Dr. Diana Freudendahl, Stefan Reschke, Dr. Ramona Langner
Die weltweite Kunststoffproduktion steigt stetig an, und gleichzeitig nimmt auch die Herstellung biobasierter Kunststoffe immer weiter zu. Neben bekannteren Biokunststoffen wie Celluloseestern, Stärkeblends oder Polymilchsäure wird nun auch zunehmend Lignin als Rohstoff für Basischemikalien und die Herstellung wertvoller polymerer Werkstoffe eingesetzt. Lignin besteht aus einer Mischung aus drei verschiedenen Zimtalkoholen, die in pflanzlichen Geweben zwischen Cellulose und Hemicellulose eingelagert und zu Polymeren verknüpft werden. Auf diese Weise tragen sie wesentlich zu der besonderen Festigkeit verholzter Pflanzen bei. Das bisher eher als Abfallstoff betrachtete Lignin wird aus dem Zellwandmaterial verholzter Pflanzen, der Lignocellulose, gewonnen. Diese wird vor allem in der Papierherstellung als Rohstoffquelle für Cellulose und Hemicellulose benötigt. Lignin kann bis zu 30% der Biomasse einer Pflanze ausmachen, wobei die chemische Struktur des Polymers von Pflanze zu Pflanze variiert. Dies liegt daran, dass sowohl die von den Pflanzen eingesetzten Mengen der einzelnen Monomere (Einzelbestandteile des Lignins) als auch die chemischen Verknüpfungen zwischen diesen Monomeren nicht einheitlich sind.

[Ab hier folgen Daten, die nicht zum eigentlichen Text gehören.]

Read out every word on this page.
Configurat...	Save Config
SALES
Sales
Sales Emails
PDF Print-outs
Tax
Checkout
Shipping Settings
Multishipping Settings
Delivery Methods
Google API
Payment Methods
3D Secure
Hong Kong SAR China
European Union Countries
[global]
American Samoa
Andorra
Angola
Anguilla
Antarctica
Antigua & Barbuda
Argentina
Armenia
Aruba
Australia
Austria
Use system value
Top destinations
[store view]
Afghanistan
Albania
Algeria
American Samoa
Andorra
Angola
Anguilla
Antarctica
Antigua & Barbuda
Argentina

Zur Isolierung von Cellulose, Hemicellulose und Lignin aus Lignocellulose wurden verschiedene industrielle und laborbasierte Aufschlussmethoden entwickelt. Dabei wird auch das Lignin soweit aufgespalten, dass die Fragmente sich in dem für den Aufschluss verwendeten Lösungsmittel lösen. Je nach Methode (z. B. Sulfit-Prozess, Kraft-Prozess, Soda-Prozess, Organosolv-Prozess) variieren die Eigenschaften des abgetrennten Lignins, wie die Reinheit, die chemische Struktur der Fragmente und das Molekülgewicht, zudem können die Fragmente z. B. Schwefel enthalten. Das aus diesen Prozessen gewonnene technische Lignin wird überwiegend als Brennstoff verwendet.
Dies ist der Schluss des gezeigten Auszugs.